In recent years the United States has participated in efforts to deter piracy and murder off the coast of East Africa and in Asia as part of the long standing American interest in protecting the freedom of the seas, with a history going back two centuries to the war against Britain in 1812. That tradition has, like other American norms, has been abandoned with the destroying of ships at sea. Vivid video of their destruction, echoing the displays of video games played by couch bound suburban soldiers and pilots, do not identify who is being destroyed, making them merely targets.
Even with the commitment to freedom of the seas, the US has a long history of deterring the traffic in illegal drugs at sea. For decades the US Coast Guard has intercepted and boarded ships suspected of carrying drugs. Those operating ships carrying drugs have been prosecuted in courts of law. Such efforts fall within United Nations Conventions to curtail the traffic of illegal drugs, supported by nearly every nation of the world. The traffic in illegal drugs is subject in all nations to criminal law, to be deterred and prosecuted as other crimes are dealt with, by the police and courts of nations.

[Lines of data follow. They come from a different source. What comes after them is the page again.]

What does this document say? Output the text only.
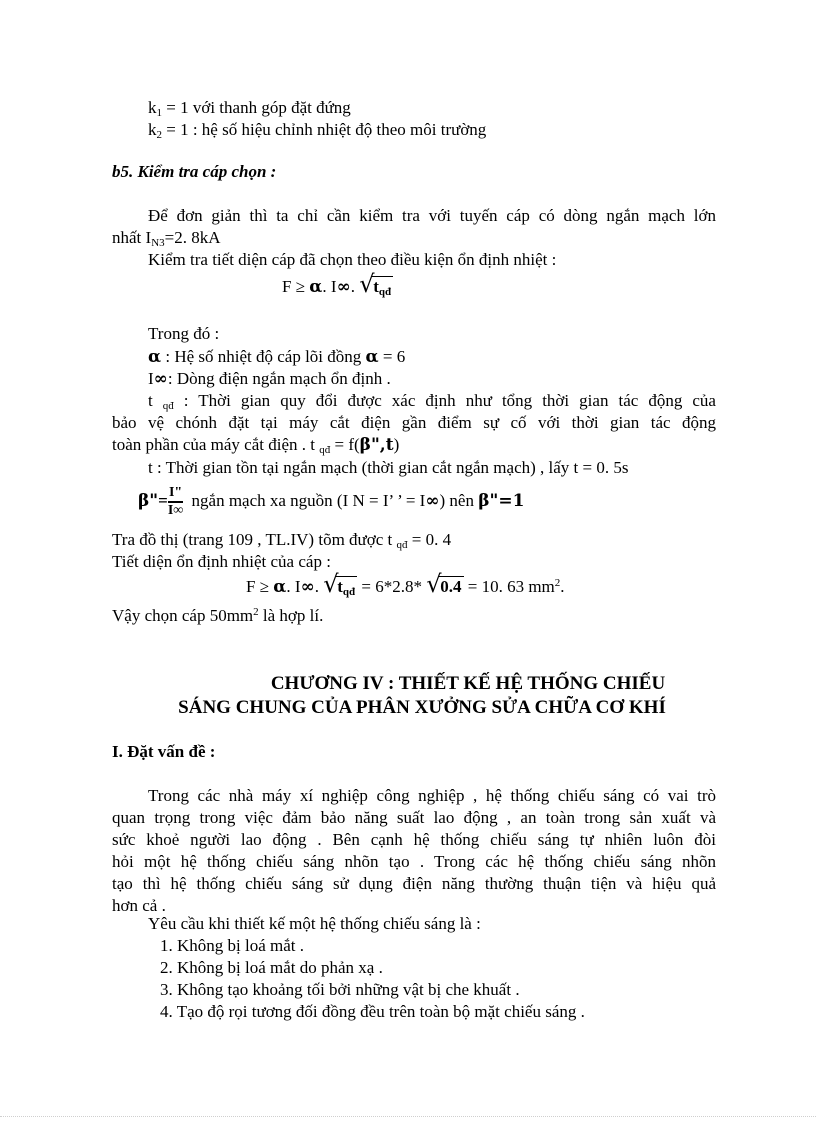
$k_1 = 1$ với thanh góp đặt đứng
$k_2 = 1$ : hệ số hiệu chỉnh nhiệt độ theo môi trường
b5. Kiểm tra cáp chọn :
Để đơn giản thì ta chỉ cần kiểm tra với tuyến cáp có dòng ngắn mạch lớn
nhất $I_{N3}=2$. 8kA
Kiểm tra tiết diện cáp đã chọn theo điều kiện ổn định nhiệt :
F ≥ α. I∞. √
$t_{qđ}$
Trong đó :
α : Hệ số nhiệt độ cáp lõi đồng α = 6
I∞: Dòng điện ngắn mạch ổn định .
t $_{qđ}$ : Thời gian quy đổi được xác định như tổng thời gian tác động của
bảo vệ chónh đặt tại máy cắt điện gần điểm sự cố với thời gian tác động
toàn phần của máy cắt điện . t $_{qđ}$ = f(β",t)
t : Thời gian tồn tại ngắn mạch (thời gian cắt ngắn mạch) , lấy t = 0. 5s
β"= $\frac{I"}{I\infty}$ ngắn mạch xa nguồn (I N = I’ ’ = I∞) nên β"=1
Tra đồ thị (trang 109 , TL.IV) tõm được t $_{qđ}$ = 0. 4
Tiết diện ổn định nhiệt của cáp :
F ≥ α. I∞. √
$t_{qđ} = 6*2.8*$ √
0.4 = 10. 63 $mm^2$.
Vậy chọn cáp $50mm^2$ là hợp lí.
CHƯƠNG IV : THIẾT KẾ HỆ THỐNG CHIẾU
SÁNG CHUNG CỦA PHÂN XƯỞNG SỬA CHỮA CƠ KHÍ
I. Đặt vấn đề :
Trong các nhà máy xí nghiệp công nghiệp , hệ thống chiếu sáng có vai trò
quan trọng trong việc đảm bảo năng suất lao động , an toàn trong sản xuất và
sức khoẻ người lao động . Bên cạnh hệ thống chiếu sáng tự nhiên luôn đòi
hỏi một hệ thống chiếu sáng nhõn tạo . Trong các hệ thống chiếu sáng nhõn
tạo thì hệ thống chiếu sáng sử dụng điện năng thường thuận tiện và hiệu quả
hơn cả .
Yêu cầu khi thiết kế một hệ thống chiếu sáng là :
1. Không bị loá mắt .
2. Không bị loá mắt do phản xạ .
3. Không tạo khoảng tối bởi những vật bị che khuất .
4. Tạo độ rọi tương đối đồng đều trên toàn bộ mặt chiếu sáng .
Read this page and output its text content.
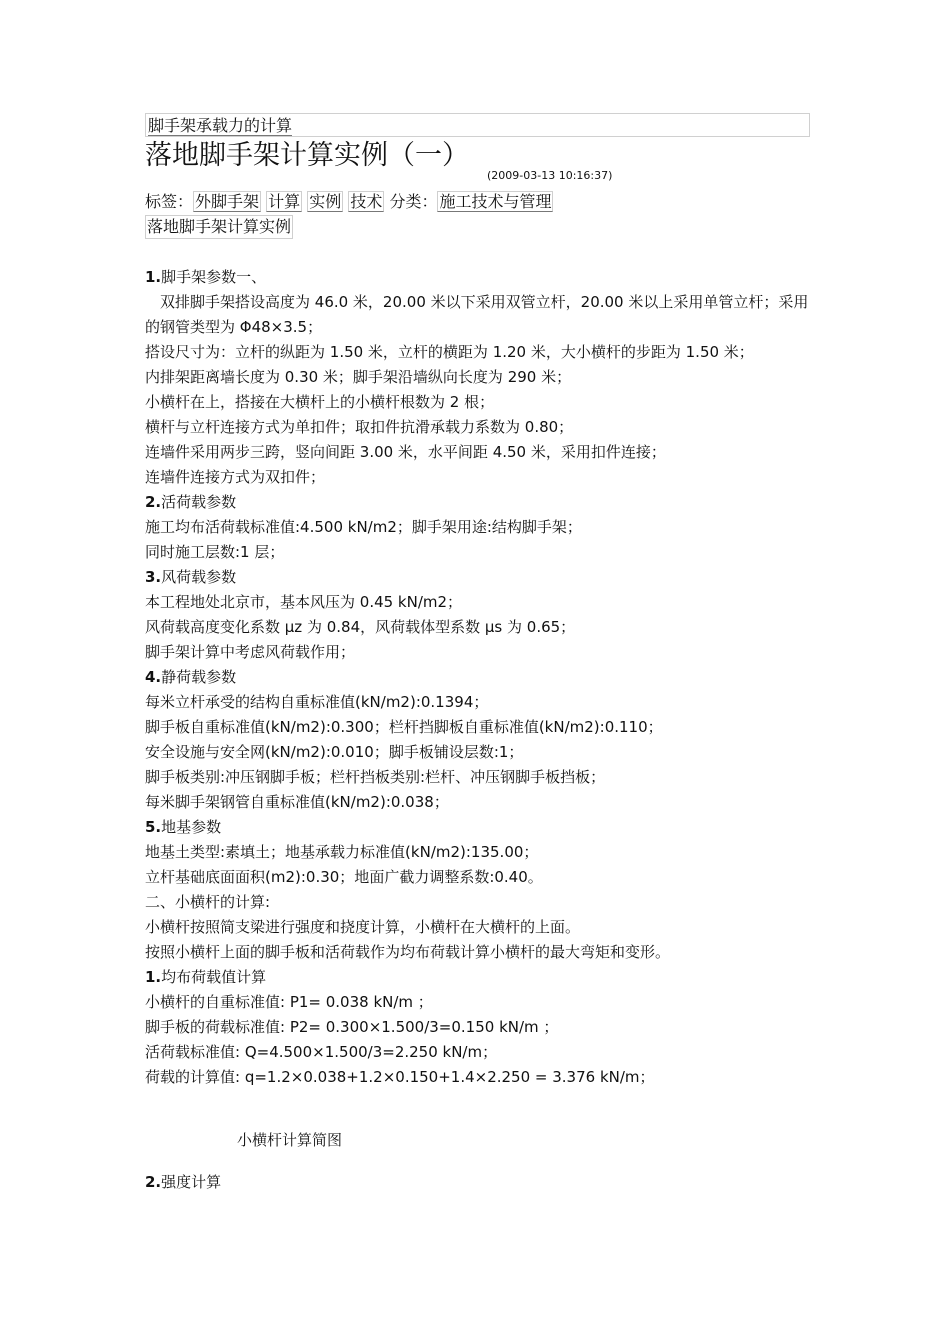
脚手架承载力的计算
落地脚手架计算实例（一）
(2009-03-13 10:16:37)
标签： 外脚手架 计算 实例 技术 分类： 施工技术与管理
落地脚手架计算实例

1.脚手架参数一、

双排脚手架搭设高度为 46.0 米，20.00 米以下采用双管立杆，20.00 米以上采用单管立杆；采用的钢管类型为 Φ48×3.5；

搭设尺寸为：立杆的纵距为 1.50 米，立杆的横距为 1.20 米，大小横杆的步距为 1.50 米；

内排架距离墙长度为 0.30 米；脚手架沿墙纵向长度为 290 米；

小横杆在上，搭接在大横杆上的小横杆根数为 2 根；

横杆与立杆连接方式为单扣件；取扣件抗滑承载力系数为 0.80；

连墙件采用两步三跨，竖向间距 3.00 米，水平间距 4.50 米，采用扣件连接；

连墙件连接方式为双扣件；

2.活荷载参数

施工均布活荷载标准值:4.500 kN/m2；脚手架用途:结构脚手架；

同时施工层数:1 层；

3.风荷载参数

本工程地处北京市，基本风压为 0.45 kN/m2；

风荷载高度变化系数 μz 为 0.84，风荷载体型系数 μs 为 0.65；

脚手架计算中考虑风荷载作用；

4.静荷载参数

每米立杆承受的结构自重标准值(kN/m2):0.1394；

脚手板自重标准值(kN/m2):0.300；栏杆挡脚板自重标准值(kN/m2):0.110；

安全设施与安全网(kN/m2):0.010；脚手板铺设层数:1；

脚手板类别:冲压钢脚手板；栏杆挡板类别:栏杆、冲压钢脚手板挡板；

每米脚手架钢管自重标准值(kN/m2):0.038；

5.地基参数

地基土类型:素填土；地基承载力标准值(kN/m2):135.00；

立杆基础底面面积(m2):0.30；地面广截力调整系数:0.40。

二、小横杆的计算:

小横杆按照简支梁进行强度和挠度计算，小横杆在大横杆的上面。

按照小横杆上面的脚手板和活荷载作为均布荷载计算小横杆的最大弯矩和变形。

1.均布荷载值计算

小横杆的自重标准值: P1= 0.038 kN/m ；

脚手板的荷载标准值: P2= 0.300×1.500/3=0.150 kN/m ；

活荷载标准值: Q=4.500×1.500/3=2.250 kN/m；

荷载的计算值: q=1.2×0.038+1.2×0.150+1.4×2.250 = 3.376 kN/m；

小横杆计算简图
2.强度计算
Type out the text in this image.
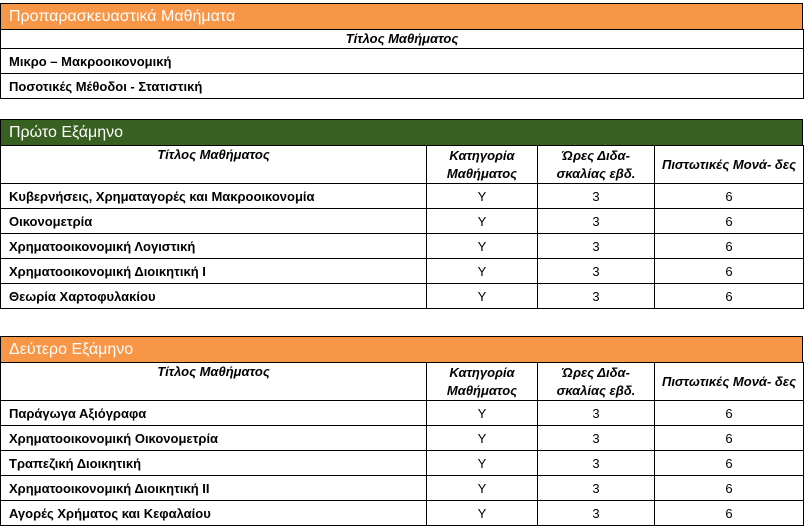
Προπαρασκευαστικά Μαθήματα
Τίτλος Μαθήματος
Μικρο – Μακροοικονομική
Ποσοτικές Μέθοδοι - Στατιστική
Πρώτο Εξάμηνο
Τίτλος Μαθήματος	Κατηγορία Μαθήματος	Ώρες Διδα- σκαλίας εβδ.	Πιστωτικές Μονά- δες
Κυβερνήσεις, Χρηματαγορές και Μακροοικονομία	Y	3	6
Οικονομετρία	Y	3	6
Χρηματοοικονομική Λογιστική	Y	3	6
Χρηματοοικονομική Διοικητική Ι	Y	3	6
Θεωρία Χαρτοφυλακίου	Y	3	6
Δεύτερο Εξάμηνο
Τίτλος Μαθήματος	Κατηγορία Μαθήματος	Ώρες Διδα- σκαλίας εβδ.	Πιστωτικές Μονά- δες
Παράγωγα Αξιόγραφα	Y	3	6
Χρηματοοικονομική Οικονομετρία	Y	3	6
Τραπεζική Διοικητική	Y	3	6
Χρηματοοικονομική Διοικητική ΙΙ	Y	3	6
Αγορές Χρήματος και Κεφαλαίου	Y	3	6
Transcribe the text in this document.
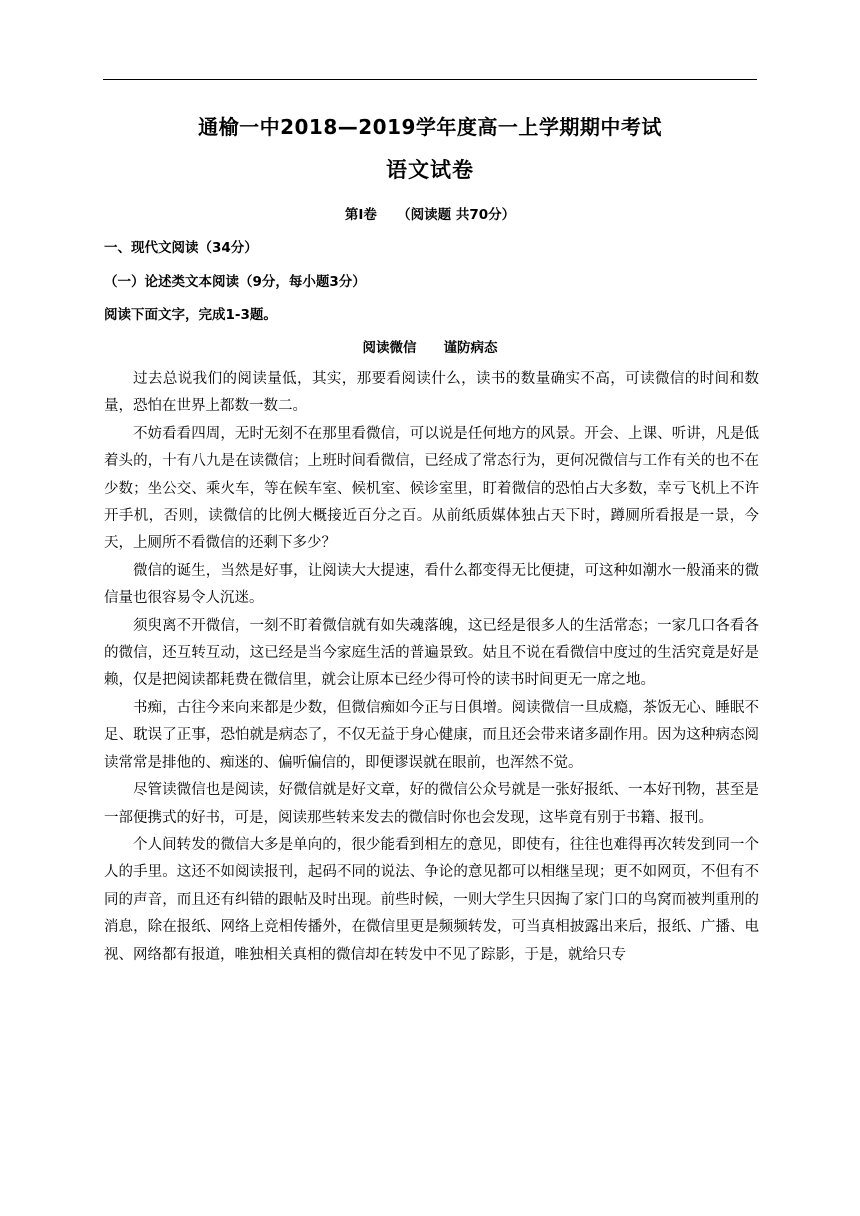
通榆一中2018—2019学年度高一上学期期中考试
语文试卷
第Ⅰ卷　　（阅读题 共70分）
一、现代文阅读（34分）
（一）论述类文本阅读（9分，每小题3分）
阅读下面文字，完成1-3题。
阅读微信　　谨防病态

过去总说我们的阅读量低，其实，那要看阅读什么，读书的数量确实不高，可读微信的时间和数量，恐怕在世界上都数一数二。

不妨看看四周，无时无刻不在那里看微信，可以说是任何地方的风景。开会、上课、听讲，凡是低着头的，十有八九是在读微信；上班时间看微信，已经成了常态行为，更何况微信与工作有关的也不在少数；坐公交、乘火车，等在候车室、候机室、候诊室里，盯着微信的恐怕占大多数，幸亏飞机上不许开手机，否则，读微信的比例大概接近百分之百。从前纸质媒体独占天下时，蹲厕所看报是一景，今天，上厕所不看微信的还剩下多少？

微信的诞生，当然是好事，让阅读大大提速，看什么都变得无比便捷，可这种如潮水一般涌来的微信量也很容易令人沉迷。

须臾离不开微信，一刻不盯着微信就有如失魂落魄，这已经是很多人的生活常态；一家几口各看各的微信，还互转互动，这已经是当今家庭生活的普遍景致。姑且不说在看微信中度过的生活究竟是好是赖，仅是把阅读都耗费在微信里，就会让原本已经少得可怜的读书时间更无一席之地。

书痴，古往今来向来都是少数，但微信痴如今正与日俱增。阅读微信一旦成瘾，茶饭无心、睡眠不足、耽误了正事，恐怕就是病态了，不仅无益于身心健康，而且还会带来诸多副作用。因为这种病态阅读常常是排他的、痴迷的、偏听偏信的，即便谬误就在眼前，也浑然不觉。

尽管读微信也是阅读，好微信就是好文章，好的微信公众号就是一张好报纸、一本好刊物，甚至是一部便携式的好书，可是，阅读那些转来发去的微信时你也会发现，这毕竟有别于书籍、报刊。

个人间转发的微信大多是单向的，很少能看到相左的意见，即使有，往往也难得再次转发到同一个人的手里。这还不如阅读报刊，起码不同的说法、争论的意见都可以相继呈现；更不如网页，不但有不同的声音，而且还有纠错的跟帖及时出现。前些时候，一则大学生只因掏了家门口的鸟窝而被判重刑的消息，除在报纸、网络上竞相传播外，在微信里更是频频转发，可当真相披露出来后，报纸、广播、电视、网络都有报道，唯独相关真相的微信却在转发中不见了踪影，于是，就给只专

Destroying ships at seas, killing their crews, is a drastic departure from that tradition, transferring what was previously part of law enforcement to the realm of war. In February 2025, Secretary Hegseth eliminated the Civilian Harm Mitigation and Response Plan office whose responsibility was to make certain the US abided by the laws of war with respect to civilians, an effort ironically initiated during the first Trump Administration by Secretary Mathis in response to civilian casualties from American actions in Iraq and Afghanistan. Secretary Hegseth's ethos of lethality over legality places the United States in the same camp as our adversaries where any means can be justified in pursuit of goals of the moment, ignoring their long-term consequences.
In some ways the recent attacks at sea mirror the killings of suspected terrorists in drone attacks by the United States by the Bush, Obama, Trump, and Biden administrations. Such attacks supported with varying levels of credible intelligence--each administration had different rules determining what evidence would support a drone strike and who could authorize it--circumvented national sovereignty and laws of war, making war zones arbitrary to the taste of those wishing to kill at will. The tradition of arbitrary war initiated by the drone attacks in Yemen, Afghanistan, and Pakistan sets a nebulous precedent for the arbitrary destruction of ships at sea.
Just as there were civilian casualties in the American drone campaigns in the Middle East, there are sure to be civilian deaths in the new war in the Caribbean. The difference between the two is in the evidence: bodies of civilians killed in the Middle East could and can be recovered in the towns and villages where they died whereas any casualties of the boat attacks will lie at the bottom of the Caribbean. At least Americans won't have to look at the bodies of the people we kill.